23.01.2017 Articles Économie durable RIE III, Fiscalité, prospérité, PME, Entreprises

La réforme de l’imposition des entreprises est indispensable au maintien de notre prospérité

Le système suisse d’imposition des entreprises doit être profondément réformé. Pour rester attrayante tout en se conformant aux normes internationales, la Suisse se doit de réformer son système fiscal. Le Conseil fédéral, le Parlement, les cantons et les milieux économiques se sont mis d’accord sur un compromis équilibré. Ce projet, qui renforce la place économique suisse et garantit la sécurité de l’emploi, ainsi que les recettes fiscales primordiales à tous les niveaux étatiques, bénéficie d’un large soutien.

En cas d’échec, la Confédération, mais aussi les cantons, seraient les premiers pénalisés. Avec son référendum contre cette réforme de l’imposition des entreprises, résolument tournée vers l’avenir, les référendaires compromettent la compétitivité de la Suisse. Ils menacent ainsi près de 150 000 emplois et de solides recettes fiscales.

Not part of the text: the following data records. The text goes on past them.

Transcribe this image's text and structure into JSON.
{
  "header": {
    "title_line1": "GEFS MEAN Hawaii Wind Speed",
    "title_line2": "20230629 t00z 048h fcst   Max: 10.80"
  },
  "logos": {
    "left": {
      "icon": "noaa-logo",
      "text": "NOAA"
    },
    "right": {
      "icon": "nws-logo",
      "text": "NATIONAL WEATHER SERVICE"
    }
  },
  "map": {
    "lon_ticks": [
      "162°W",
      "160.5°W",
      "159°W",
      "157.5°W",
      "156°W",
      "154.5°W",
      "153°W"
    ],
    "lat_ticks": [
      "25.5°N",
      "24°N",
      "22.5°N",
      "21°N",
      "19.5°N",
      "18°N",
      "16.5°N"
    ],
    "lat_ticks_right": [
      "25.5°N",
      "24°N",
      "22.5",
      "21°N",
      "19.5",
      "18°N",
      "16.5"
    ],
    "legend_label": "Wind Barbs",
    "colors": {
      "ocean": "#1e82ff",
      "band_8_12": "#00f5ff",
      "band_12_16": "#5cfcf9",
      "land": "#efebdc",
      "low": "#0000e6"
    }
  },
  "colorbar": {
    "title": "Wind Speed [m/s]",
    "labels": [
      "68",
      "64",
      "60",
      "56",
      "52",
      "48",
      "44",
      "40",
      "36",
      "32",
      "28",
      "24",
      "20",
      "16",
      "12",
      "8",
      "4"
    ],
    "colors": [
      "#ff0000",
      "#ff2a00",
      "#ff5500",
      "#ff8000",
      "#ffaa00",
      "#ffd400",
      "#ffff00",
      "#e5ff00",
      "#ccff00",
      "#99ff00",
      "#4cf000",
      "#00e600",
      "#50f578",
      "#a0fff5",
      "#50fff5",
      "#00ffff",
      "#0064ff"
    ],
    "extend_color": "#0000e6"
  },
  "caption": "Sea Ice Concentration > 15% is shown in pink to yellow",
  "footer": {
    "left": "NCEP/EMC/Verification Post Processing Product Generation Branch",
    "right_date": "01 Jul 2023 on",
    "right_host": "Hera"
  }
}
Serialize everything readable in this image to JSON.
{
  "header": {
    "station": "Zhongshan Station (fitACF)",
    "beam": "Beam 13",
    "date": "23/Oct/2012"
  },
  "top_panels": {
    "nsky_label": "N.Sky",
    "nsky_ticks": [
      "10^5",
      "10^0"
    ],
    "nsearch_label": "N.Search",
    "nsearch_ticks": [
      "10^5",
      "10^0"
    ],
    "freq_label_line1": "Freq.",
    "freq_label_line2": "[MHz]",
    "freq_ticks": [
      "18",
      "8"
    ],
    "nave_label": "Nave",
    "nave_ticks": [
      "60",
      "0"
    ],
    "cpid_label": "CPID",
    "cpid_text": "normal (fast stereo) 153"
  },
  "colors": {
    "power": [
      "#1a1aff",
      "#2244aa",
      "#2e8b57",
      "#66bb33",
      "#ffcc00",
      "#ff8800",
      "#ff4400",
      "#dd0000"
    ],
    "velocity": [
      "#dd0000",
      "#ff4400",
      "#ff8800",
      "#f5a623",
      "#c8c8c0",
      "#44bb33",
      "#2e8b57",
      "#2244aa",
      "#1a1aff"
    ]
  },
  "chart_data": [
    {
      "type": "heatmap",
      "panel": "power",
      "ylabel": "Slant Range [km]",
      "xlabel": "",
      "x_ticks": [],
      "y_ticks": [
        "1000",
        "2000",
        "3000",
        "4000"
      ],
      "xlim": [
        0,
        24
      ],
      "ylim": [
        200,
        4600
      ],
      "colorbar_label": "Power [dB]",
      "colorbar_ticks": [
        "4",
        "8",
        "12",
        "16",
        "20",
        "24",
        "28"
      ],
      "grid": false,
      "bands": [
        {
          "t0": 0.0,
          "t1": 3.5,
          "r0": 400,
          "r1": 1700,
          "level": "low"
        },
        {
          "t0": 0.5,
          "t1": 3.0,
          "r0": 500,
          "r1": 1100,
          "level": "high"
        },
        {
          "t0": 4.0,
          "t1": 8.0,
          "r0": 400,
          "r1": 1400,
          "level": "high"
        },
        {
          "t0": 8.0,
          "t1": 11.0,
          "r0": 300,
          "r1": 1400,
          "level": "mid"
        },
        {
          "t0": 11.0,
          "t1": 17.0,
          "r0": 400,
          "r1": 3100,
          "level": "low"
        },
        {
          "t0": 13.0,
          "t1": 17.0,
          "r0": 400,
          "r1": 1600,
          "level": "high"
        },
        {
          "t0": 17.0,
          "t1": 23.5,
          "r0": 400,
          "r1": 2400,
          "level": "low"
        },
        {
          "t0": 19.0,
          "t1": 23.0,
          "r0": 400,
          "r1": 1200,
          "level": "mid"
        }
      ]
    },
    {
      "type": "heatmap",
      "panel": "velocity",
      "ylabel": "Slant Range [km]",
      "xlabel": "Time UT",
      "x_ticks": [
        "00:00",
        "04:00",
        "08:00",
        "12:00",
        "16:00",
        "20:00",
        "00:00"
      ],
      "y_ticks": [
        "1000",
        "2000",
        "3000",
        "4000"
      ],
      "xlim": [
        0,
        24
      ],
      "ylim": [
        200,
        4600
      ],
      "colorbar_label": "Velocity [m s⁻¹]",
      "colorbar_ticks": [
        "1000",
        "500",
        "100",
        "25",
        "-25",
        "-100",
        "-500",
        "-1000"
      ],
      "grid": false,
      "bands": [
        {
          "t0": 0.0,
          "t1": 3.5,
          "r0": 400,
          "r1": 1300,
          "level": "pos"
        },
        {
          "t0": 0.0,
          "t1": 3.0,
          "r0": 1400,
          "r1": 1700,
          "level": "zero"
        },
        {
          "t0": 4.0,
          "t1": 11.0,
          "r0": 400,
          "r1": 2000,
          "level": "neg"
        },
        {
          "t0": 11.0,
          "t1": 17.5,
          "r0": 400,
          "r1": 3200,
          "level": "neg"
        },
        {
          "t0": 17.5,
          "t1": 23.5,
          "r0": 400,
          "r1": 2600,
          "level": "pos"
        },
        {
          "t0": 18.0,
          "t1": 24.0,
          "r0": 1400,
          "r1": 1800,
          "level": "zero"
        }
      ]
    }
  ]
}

L’attractivité fiscale et payante à long terme

Un système fiscal compétitif est bénéfique pour tous car il influence grandement le choix de localisation des entreprises. Ainsi, il est source d’emplois supplémentaires, de nouvelles recettes fiscales et de prospérité. Ces dernières années, le produit de l’impôt sur le bénéfice des entreprises a augmenté de manière plus que proportionnelle, tant par rapport à l’évolution économique que par rapport au produit de l’impôt sur les personnes physiques. L’attractivité fiscale est socialement et économiquement efficace et payante à long terme. À elles seules, les entreprises concernées au premier chef par la réforme versent, aujourd’hui, plus de cinq milliards de francs par an à la Confédération, aux cantons et aux communes. Le projet de réforme fiscale protège durablement ce substrat fiscal. Le référendum déraisonnable de certains milieux de gauche menace les atouts de la place économique suisse et compromet de nombreux emplois. Les entreprises soumises à un régime fiscal spécial emploient aujourd’hui près de 150 000 salariés.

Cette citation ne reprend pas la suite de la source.